Driven mad by status anxiety? Addled by technology? Bankrupted by consumerism? Then shrink your footprint. Go minimalist. Get free. The Tiny House movement is Woodstock-in-a-bottle, a way to get back to the garden.
I guess I’m one of the people Kirn is gently making fun of. Although I don’t live in a tiny house (defined as 500 square feet or smaller), I do believe that downsizing – in combination with other lifestyle changes – is a way to remedy many of our problems, including status anxiety, feeling overwhelmed by technology and consumerism.
“According to legend, the cabin and the shack are ideal launchpads for remarkable lives, but lately they’ve become homes to aspire to — particularly for overburdened types whose acquisitive binging has made them want to purge.”
– Walter Kirn
Kirn makes an excellent point, though, when he comments that we’re “far more likely to spot a tiny house in a photo than on a plot of land.” Most of us are more interested in looking at photos of tiny houses than in actually living in one.
This seems true for other areas of life as well. How many us regularly cook like Julia Child?
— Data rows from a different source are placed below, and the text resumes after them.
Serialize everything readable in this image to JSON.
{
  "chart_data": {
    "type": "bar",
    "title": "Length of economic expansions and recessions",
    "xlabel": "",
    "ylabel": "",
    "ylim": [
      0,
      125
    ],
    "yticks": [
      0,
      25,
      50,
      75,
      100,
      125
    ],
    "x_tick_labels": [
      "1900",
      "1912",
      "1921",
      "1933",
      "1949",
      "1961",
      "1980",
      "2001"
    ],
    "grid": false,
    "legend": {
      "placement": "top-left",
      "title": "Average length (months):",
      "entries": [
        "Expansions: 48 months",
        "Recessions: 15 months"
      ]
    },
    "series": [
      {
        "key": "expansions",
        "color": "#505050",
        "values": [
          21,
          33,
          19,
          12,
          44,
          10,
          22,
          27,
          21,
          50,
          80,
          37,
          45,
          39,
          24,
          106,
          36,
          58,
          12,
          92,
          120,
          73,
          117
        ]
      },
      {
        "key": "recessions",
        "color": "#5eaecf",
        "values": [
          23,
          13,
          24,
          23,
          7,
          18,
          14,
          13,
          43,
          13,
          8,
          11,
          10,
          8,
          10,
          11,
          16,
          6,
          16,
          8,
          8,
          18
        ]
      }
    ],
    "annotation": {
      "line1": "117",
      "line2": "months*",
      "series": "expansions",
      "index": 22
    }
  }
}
But many of those fantasizing over making Boeuf Bourguignon will be inspired to begin cooking basic, nutritious meals for their families instead of relying on highly processed foods.
I wonder how many people who have the tiny-living fantasy go on to downsize, just not as dramatically. I spent my fair share of time drooling over books of tiny homes and small cabins before we downsized to a space roughly half the size of our old house.
So go ahead, keep viewing cabin porn and tiny house porn. Maybe imaginary tiny living will inspire you to make a change too. We love our smaller home and believe downsizing the American dream is part of the path back to the garden.